There are a few things you need to do to put yourself in the best possible position to succeed. First, get sleep. Sleep is Mother Nature's fountain of youth. Make sleep a priority above all else. You also need adequate levels of protein for recovery and plenty of carbs to fuel your ability to crush your workouts and races.
The last piece of the puzzle? You need to maintain your strength during this most critical part of the season. Sure, it's understandable that your tri training comes first. But you still need to squeeze in one or two strength workouts a week in order to maintain your strength.
In addition, don't forget to adjust your strength training routine around your races. If you have a big race coming up, you probably need to strength train only once earlier in the week. Programming does not need to be complicated; just make sure you hit the big lifts.
Squats1 of 7
Barbell, dumbbell, suspension trainer, even just bodyweight--it doesn't matter how you get squats in, as long as you get them in. Squats focus on your posterior chain: specifically, glutes, hamstrings and adductors. These are big muscles groups, and they need to be strong.
Example: Suspension Trainer Squat. Grab hold of the handles and face the anchor point. Stand on your right leg and put your left leg out in front of you. Sit back on your right leg like you are trying to sit in a chair. Stand back up by extending your right leg and repeat the exercise. Do 3 sets, 5-8 reps on each leg
Deadlifts2 of 7
Don't let the name scare you off--deadlifts are one of the best overall strength exercises. Again, you can use a barbell, dumbbells or a kettlebell, as long as you focus on feeling the burn in your back, glutes and hamstrings.

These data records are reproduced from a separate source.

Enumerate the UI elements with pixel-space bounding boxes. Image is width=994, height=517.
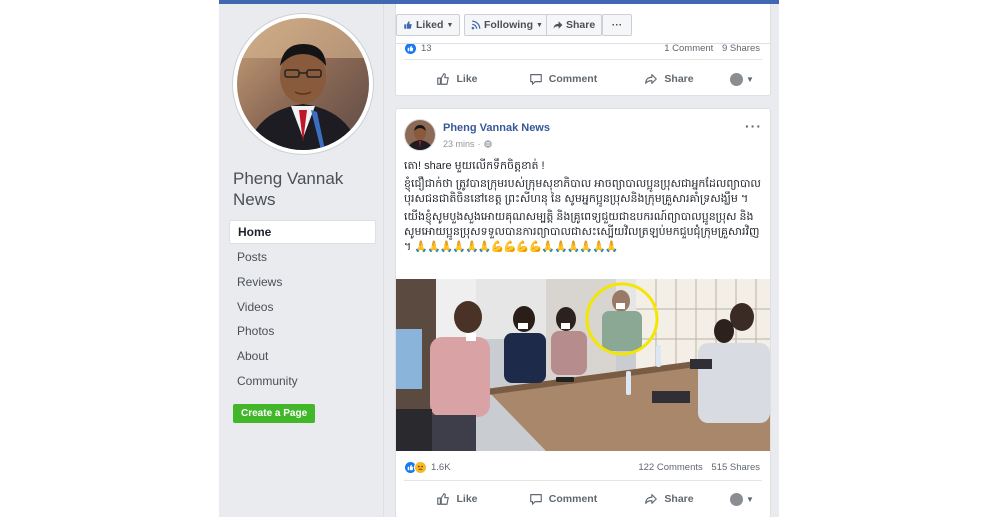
facebook-page: Pheng Vannak News Home Posts Reviews Vid… bbox=[219, 4, 779, 517]
create-page-button[interactable]: Create a Page bbox=[233, 404, 316, 423]
thumbs-up-icon bbox=[437, 493, 450, 505]
page-nav: Home Posts Reviews Videos Photos About C… bbox=[229, 220, 376, 394]
react-as-selector[interactable]: ▼ bbox=[722, 484, 762, 514]
divider bbox=[404, 59, 762, 60]
page-avatar-icon bbox=[730, 492, 744, 506]
liked-button[interactable]: Liked ▼ bbox=[396, 14, 461, 36]
nav-item-photos[interactable]: Photos bbox=[229, 319, 376, 344]
post-text-line: តោ! share មួយលើកទឹកចិត្តខាត់ ! bbox=[404, 160, 545, 172]
caret-down-icon: ▼ bbox=[446, 21, 454, 29]
post-timestamp[interactable]: 23 mins bbox=[443, 139, 475, 149]
share-button[interactable]: Share bbox=[616, 484, 722, 514]
post-text: តោ! share មួយលើកទឹកចិត្តខាត់ ! ខ្ញុំជឿជា… bbox=[404, 159, 764, 258]
meeting-room-photo bbox=[396, 279, 770, 451]
post-author-name[interactable]: Pheng Vannak News bbox=[443, 122, 550, 134]
share-arrow-icon bbox=[645, 74, 658, 84]
like-button[interactable]: Like bbox=[404, 484, 510, 514]
share-count[interactable]: 9 Shares bbox=[722, 43, 760, 54]
share-arrow-icon bbox=[645, 494, 658, 504]
caret-down-icon: ▼ bbox=[746, 74, 754, 84]
divider bbox=[404, 480, 762, 481]
screenshot-stage: Pheng Vannak News Home Posts Reviews Vid… bbox=[0, 0, 994, 517]
comment-label: Comment bbox=[548, 73, 598, 85]
comment-icon bbox=[529, 74, 542, 85]
post-action-row: Like Comment Share ▼ bbox=[404, 64, 762, 94]
page-avatar-icon bbox=[730, 72, 744, 86]
like-label: Like bbox=[456, 493, 478, 505]
nav-item-reviews[interactable]: Reviews bbox=[229, 270, 376, 295]
page-action-bar: Liked ▼ Following ▼ Share ··· bbox=[395, 4, 771, 44]
like-button[interactable]: Like bbox=[404, 64, 510, 94]
nav-item-about[interactable]: About bbox=[229, 344, 376, 369]
post-stats: 1 Comment 9 Shares bbox=[658, 43, 760, 54]
following-button[interactable]: Following ▼ bbox=[464, 14, 550, 36]
comment-count[interactable]: 122 Comments bbox=[638, 462, 702, 473]
nav-item-home[interactable]: Home bbox=[229, 220, 376, 244]
comment-icon bbox=[529, 494, 542, 505]
share-count[interactable]: 515 Shares bbox=[711, 462, 760, 473]
post-card: Pheng Vannak News 23 mins · ··· តោ! shar… bbox=[395, 108, 771, 517]
like-label: Like bbox=[456, 73, 478, 85]
reaction-summary[interactable]: 1.6K bbox=[404, 459, 451, 475]
sad-reaction-icon bbox=[414, 460, 427, 474]
left-sidebar: Pheng Vannak News Home Posts Reviews Vid… bbox=[219, 4, 384, 517]
post-action-row: Like Comment Share ▼ bbox=[404, 484, 762, 514]
rss-icon bbox=[471, 20, 481, 30]
share-label: Share bbox=[664, 73, 694, 85]
post-options-icon[interactable]: ··· bbox=[745, 119, 762, 133]
following-label: Following bbox=[484, 19, 533, 31]
comment-label: Comment bbox=[548, 493, 598, 505]
post-photo[interactable] bbox=[396, 279, 770, 451]
reaction-count: 1.6K bbox=[431, 461, 451, 473]
liked-label: Liked bbox=[416, 19, 444, 31]
profile-picture[interactable] bbox=[233, 14, 373, 154]
nav-item-community[interactable]: Community bbox=[229, 369, 376, 394]
post-text-paragraph: យើងខ្ញុំសូមបួងសួងអោយគុណសម្បត្តិ និងគ្រូព… bbox=[404, 210, 764, 255]
reaction-count: 13 bbox=[421, 42, 432, 54]
comment-count[interactable]: 1 Comment bbox=[664, 43, 713, 54]
ellipsis-icon: ··· bbox=[611, 19, 623, 31]
share-arrow-icon bbox=[553, 21, 563, 29]
author-avatar[interactable] bbox=[404, 119, 436, 151]
nav-item-videos[interactable]: Videos bbox=[229, 295, 376, 320]
post-stats: 122 Comments 515 Shares bbox=[632, 462, 760, 473]
post-meta: 23 mins · bbox=[443, 139, 492, 149]
post-text-paragraph: ខ្ញុំជឿជាក់ថា ត្រូវបានក្រុមរបស់ក្រុមសុខា… bbox=[404, 178, 761, 205]
post-header: Pheng Vannak News 23 mins · ··· bbox=[404, 119, 764, 155]
emoji-row: 🙏🙏🙏🙏🙏🙏💪💪💪💪🙏🙏🙏🙏🙏🙏 bbox=[414, 241, 618, 253]
globe-icon bbox=[483, 140, 492, 148]
page-name[interactable]: Pheng Vannak News bbox=[233, 168, 373, 210]
react-as-selector[interactable]: ▼ bbox=[722, 64, 762, 94]
thumbs-up-icon bbox=[437, 73, 450, 85]
share-label: Share bbox=[664, 493, 694, 505]
comment-button[interactable]: Comment bbox=[510, 484, 616, 514]
caret-down-icon: ▼ bbox=[746, 494, 754, 504]
thumbs-up-icon bbox=[404, 21, 412, 29]
share-button[interactable]: Share bbox=[616, 64, 722, 94]
caret-down-icon: ▼ bbox=[536, 21, 543, 29]
main-feed: 13 1 Comment 9 Shares Like Comment Share… bbox=[395, 4, 771, 517]
more-options-button[interactable]: ··· bbox=[602, 14, 632, 36]
nav-item-posts[interactable]: Posts bbox=[229, 245, 376, 270]
comment-button[interactable]: Comment bbox=[510, 64, 616, 94]
share-page-label: Share bbox=[566, 19, 596, 31]
profile-photo bbox=[237, 18, 369, 150]
share-page-button[interactable]: Share bbox=[546, 14, 603, 36]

Example: Single Leg Deadlift. Grab a pair of dumbbells and hold them in front of you. Stand on your right leg and put your left leg behind you. Hinge over at your hips while keeping your back extended; return to the starting position and then repeat the exercise. Do 3 sets, 5-8 reps on each leg.
Shoulder Press3 of 7
You need upper body strength, no matter how much you try to ignore it, and shoulder presses are how you get it. Barbells, dumbbells or kettlebells will do the trick.
Example: Kettlebell Press. Grab a kettlebell and place it up on your shoulder. Tighten your entire body and then press the bell straight up until you lock out your elbow, then return the bell slowly back to the starting position and repeat the exercise. Do 3 sets, 4-6 reps on each side.
Chin-Ups or Rows4 of 7
Do chin-ups if you have the strength, but if you don't, suspension rows are a great substitute. Some variation on this exercise should always be a staple in your program.
Example: Suspension Trainer Rows. Grab the handles and face the anchor point. Lean back and tighten down your entire body. With your arms extended, pull your chest towards the anchor point until your arms meet the side of your chest. Slowly return to the starting position and repeat. Do 3-4 sets, 6-8 reps.
Hanging Leg Raises5 of 7
Hang from a chin-up bar with your arms extended and your legs hanging straight down. Now raise your legs until your body forms a 90-degree angle. Return slowly back to the starting position and repeat the exercise. An easier version involves the same movement, but instead of keeping your legs straight, bend your knees. Do 3-4 sets, 6-10 reps.
Weighted Plank6 of 7
Regular planks are boring. Try adding weight to increase the difficulty of the basic exercise. Have someone place a plate on your back while holding the plank position. Make sure you can keep your body in a perfect plank position. If you're unable to hold your position, reduce the weight. Do 3 sets for 15-30 seconds each time.